Turşularda katkı bulunmadığını bu nedenle sağlıklı olduğunu kaydeden Yalım sözlerini şöyle sürdürüyor...
“Doğal olduğu için turşunun kendisi de suyu da sağlık veriyor. Ev turşusu olduğu için biz pazarlama için başka yerlere gitmiyoruz. Ankara’dan, İstanbul’dan bize geliyorlar. ‘Sizinkiler salamura gibi değil. Başka yerde bu tadı bulamıyoruz…’ diyorlar.

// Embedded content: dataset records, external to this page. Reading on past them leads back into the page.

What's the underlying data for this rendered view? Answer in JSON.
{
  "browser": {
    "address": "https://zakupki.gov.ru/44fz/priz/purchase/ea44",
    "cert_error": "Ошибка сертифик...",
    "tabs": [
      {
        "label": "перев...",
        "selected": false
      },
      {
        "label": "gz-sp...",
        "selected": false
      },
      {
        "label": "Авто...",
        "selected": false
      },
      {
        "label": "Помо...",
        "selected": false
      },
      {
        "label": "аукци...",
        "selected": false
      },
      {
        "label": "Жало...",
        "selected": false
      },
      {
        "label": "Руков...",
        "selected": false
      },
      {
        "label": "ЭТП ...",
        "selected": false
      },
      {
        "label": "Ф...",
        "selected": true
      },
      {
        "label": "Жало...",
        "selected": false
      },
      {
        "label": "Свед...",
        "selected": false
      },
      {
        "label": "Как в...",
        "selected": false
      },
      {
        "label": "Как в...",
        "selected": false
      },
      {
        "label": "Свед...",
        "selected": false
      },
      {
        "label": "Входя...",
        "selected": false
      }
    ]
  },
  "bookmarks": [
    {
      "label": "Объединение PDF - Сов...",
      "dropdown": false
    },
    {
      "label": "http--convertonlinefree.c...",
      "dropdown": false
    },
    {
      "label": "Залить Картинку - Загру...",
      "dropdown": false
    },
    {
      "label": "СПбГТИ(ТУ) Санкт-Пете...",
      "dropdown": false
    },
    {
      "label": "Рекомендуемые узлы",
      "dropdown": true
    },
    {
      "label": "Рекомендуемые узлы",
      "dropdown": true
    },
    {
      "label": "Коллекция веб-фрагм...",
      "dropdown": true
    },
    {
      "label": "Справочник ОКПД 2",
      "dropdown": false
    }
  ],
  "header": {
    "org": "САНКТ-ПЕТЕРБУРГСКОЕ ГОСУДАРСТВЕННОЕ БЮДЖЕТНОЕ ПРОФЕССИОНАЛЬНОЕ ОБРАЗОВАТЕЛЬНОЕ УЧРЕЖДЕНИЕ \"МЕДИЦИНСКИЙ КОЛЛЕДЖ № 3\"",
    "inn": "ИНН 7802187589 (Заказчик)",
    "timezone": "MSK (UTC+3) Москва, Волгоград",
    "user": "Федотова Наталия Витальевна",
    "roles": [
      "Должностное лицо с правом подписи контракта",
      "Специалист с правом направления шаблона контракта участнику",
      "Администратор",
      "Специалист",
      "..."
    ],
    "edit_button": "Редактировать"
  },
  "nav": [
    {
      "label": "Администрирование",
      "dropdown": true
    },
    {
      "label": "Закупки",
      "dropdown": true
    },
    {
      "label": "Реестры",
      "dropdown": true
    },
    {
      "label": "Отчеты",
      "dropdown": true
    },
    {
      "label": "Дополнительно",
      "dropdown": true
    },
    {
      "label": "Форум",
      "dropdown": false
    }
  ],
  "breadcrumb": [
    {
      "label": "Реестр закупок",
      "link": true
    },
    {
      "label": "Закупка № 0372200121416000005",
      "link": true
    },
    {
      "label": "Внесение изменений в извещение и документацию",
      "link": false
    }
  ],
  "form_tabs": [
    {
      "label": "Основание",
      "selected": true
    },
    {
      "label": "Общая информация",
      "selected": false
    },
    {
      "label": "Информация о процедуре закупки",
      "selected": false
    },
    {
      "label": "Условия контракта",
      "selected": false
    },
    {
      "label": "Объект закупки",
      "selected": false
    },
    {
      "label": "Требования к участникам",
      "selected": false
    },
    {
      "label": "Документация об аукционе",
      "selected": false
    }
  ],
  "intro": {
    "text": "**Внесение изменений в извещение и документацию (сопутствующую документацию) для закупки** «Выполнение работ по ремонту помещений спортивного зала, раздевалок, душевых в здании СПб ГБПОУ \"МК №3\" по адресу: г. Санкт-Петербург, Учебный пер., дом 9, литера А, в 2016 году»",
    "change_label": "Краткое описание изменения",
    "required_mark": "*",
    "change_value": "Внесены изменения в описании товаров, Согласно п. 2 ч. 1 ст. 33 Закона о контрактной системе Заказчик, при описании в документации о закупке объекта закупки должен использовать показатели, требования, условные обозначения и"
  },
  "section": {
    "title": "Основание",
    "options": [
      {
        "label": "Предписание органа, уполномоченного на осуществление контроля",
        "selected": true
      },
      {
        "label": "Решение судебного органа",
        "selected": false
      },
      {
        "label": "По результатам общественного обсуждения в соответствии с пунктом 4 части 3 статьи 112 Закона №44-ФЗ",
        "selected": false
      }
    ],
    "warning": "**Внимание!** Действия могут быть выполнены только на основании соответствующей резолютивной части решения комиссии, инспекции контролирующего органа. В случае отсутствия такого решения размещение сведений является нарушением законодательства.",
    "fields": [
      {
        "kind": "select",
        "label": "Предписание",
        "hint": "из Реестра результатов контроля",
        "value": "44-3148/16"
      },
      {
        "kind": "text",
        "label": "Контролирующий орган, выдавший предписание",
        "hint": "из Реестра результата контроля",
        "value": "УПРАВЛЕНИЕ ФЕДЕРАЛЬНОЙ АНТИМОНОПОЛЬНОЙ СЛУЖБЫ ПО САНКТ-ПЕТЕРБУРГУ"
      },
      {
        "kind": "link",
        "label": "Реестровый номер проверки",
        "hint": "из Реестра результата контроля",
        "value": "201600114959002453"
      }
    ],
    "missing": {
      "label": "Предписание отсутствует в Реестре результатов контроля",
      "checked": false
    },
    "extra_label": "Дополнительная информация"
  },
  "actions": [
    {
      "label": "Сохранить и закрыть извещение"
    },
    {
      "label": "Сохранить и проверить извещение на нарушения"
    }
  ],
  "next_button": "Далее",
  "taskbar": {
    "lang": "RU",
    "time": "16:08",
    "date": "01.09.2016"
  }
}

Çubuk’ta hemen her evde turşu kuruluyor. İyi bir turşu bir ayda yenilecek hale gelir, hava almadığı sürece bir, bir buçuk yıl sonra bile yenilebilir. 64 yaşındayım çok şükür ve sağlıklı olmamı hala çalışıyor olmama ve turşuya bağlıyorum. Kendim ekip kendim dikiyorum. Acı biberi ve turşuyu çok tüketiyoruz. Bu nedenle sağlıklıyız.”
Turşu yapmak isteyene tavsiye
Turşunun formülü sır değil. Sebze, sirke, tuz, temiz su ve bol sarımsağı ayna kaba koyup uzun süre bekletmek yeterli. Ancak bu basit formüle rağmen, her turşu aynı tadı vermiyor. Turşu yapmak isteyenlere ise Hürriyet Yalım’ın verdiği tüyo şöyle:
“Bir kere sebzelerin çok iyi yıkanması lazım. Özellikle salatalık gibi yerde yetişen sebzeler çok iyi yıkanmalı. İyi su kullanılmalı. Mümkünse kaynak suyu kullansınlar. Sarımsağı bol koysunlar ve tuzu da yavaş yavaş çözülen, iri tuzdan kullansınlar. Bunlara dikkat ederlerse, yapacakları turşu sağlıklı ve lezzetli olur.”